(This policy bulletin is an extract from the book Liberal Tide by Jim Peron, published in 2003 by the Institute for Liberal Values.) Section 4: Liberalism vs. socialism
The dogma of our times
Frank Chodorov
The present disposition is to liquidate any distinction between state and society, conceptually or institutionally. The state is society; the social order is indeed an appendage of the political establishment, depending on it for sustenance, health, education, communications, and all things coming under the head of “the pursuit of happiness”. In theory, taking college textbooks on economics and political science for authority, the integration is about as complete as words can make it. In the operation of human affairs, despite the fact that lip service is rendered to the concept of inherent personal rights, the tendency to call upon the state for the solution of all the problems of life shows how far we have abandoned the doctrine of rights, with its correlative of self-reliance, and have accepted the state as the reality of society. It is this actual integration, rather than the theory, that marks the twentieth century off from its predecessors.
One indication of how far the integration has gone is the disappearance of any discussion of the state as state – a discussion that engaged the best minds of the eighteenth and nineteenth centuries. The inadequacies of a particular regime, or its personnel, are under constant attack, but there is no faultfinding with the institution itself. The state is all right, by common agreement, and it would work perfectly if the “right” people were at the helm. It does not occur to most critics of the New Deal that all its deficiencies are inherent in any state, under anybody’s guidance, or that when the political establishment garners enough power a demagogue will sprout. The idea that this power apparatus is indeed the enemy of society, that the interests of these institutions are in opposition, is simply unthinkable. If it is brought up, it is dismissed as “old-fashioned”, which it is: until the modern era, it was an axiom that the state bears constant watching, that pernicious proclivities are built into it.
A few illustrations of the temper of our times come to mind.
The oft-used statement that “we owe it to ourselves”, in relation to the debts incurred in the name of the state, is indicative of the tendency to obliterate from our consciousness the line of demarcation between governed and governors. It not only is a stock phrase in economic textbooks, but is tacitly accepted in many financial circles as sound in principle. To many modern bankers a government bond is at least as sound as an obligation of a private citizen, since the bond is in fact an obligation of the citizen to pay taxes. Those bankers make no distinction between a debt backed by production or productive ability and a debt secured by political power; in the final analysis a government bond is a lien on production, so what’s the difference? By such reasoning, the interests of the public, which are always centered in the production of goods, are equated with the predatory interests of the state.
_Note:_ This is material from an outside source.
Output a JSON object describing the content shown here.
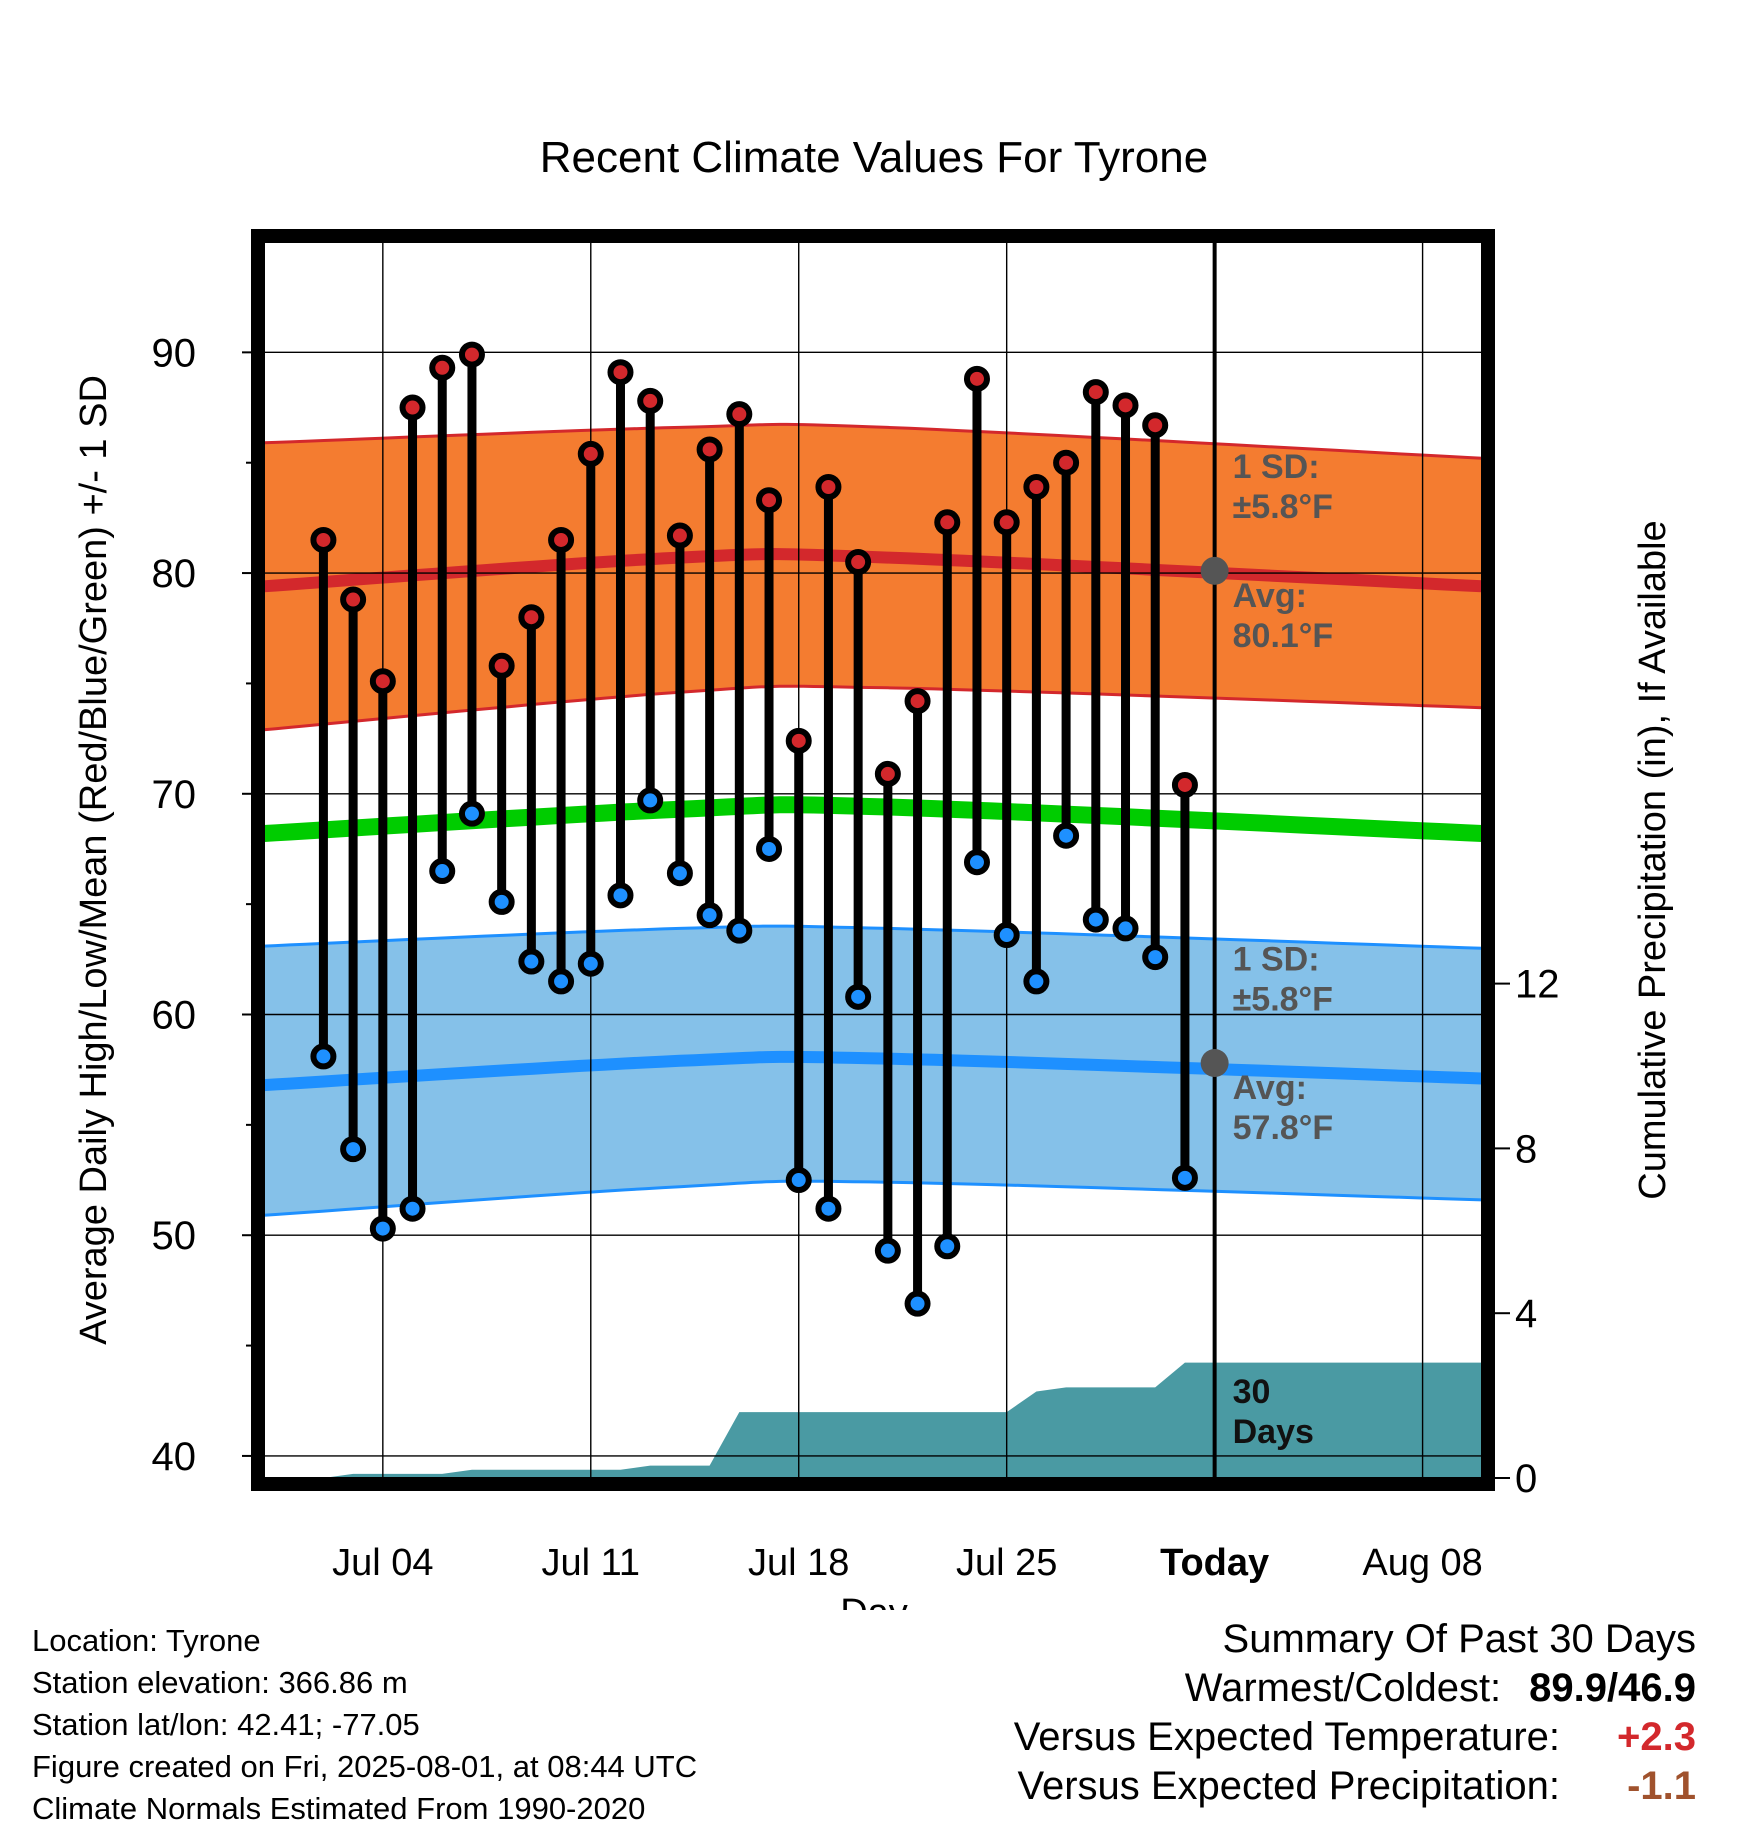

In many economics textbooks, government borrowing from citizens, whether done openly or by pressure brought upon the banks to lend their depositors’ savings, is explained as a transaction equivalent to the transfer of money from one pocket to another, of the same pants; the citizen lends to himself what he lends to the government. The rationale of this absurdity is that the effect on the nation’s economy is the same whether the citizen spends his money or the government does it for him. He has simply given up his negligible right of choice. The fact that he has no desire for what the government spends his money on, that he would not of his own free will contribute to the buying of it, is blithely overlooked. The “same pants” notion rests on the identification of the amorphous “national economy” with the well-being of the individual; he is thus merged into the mass and loses his personality.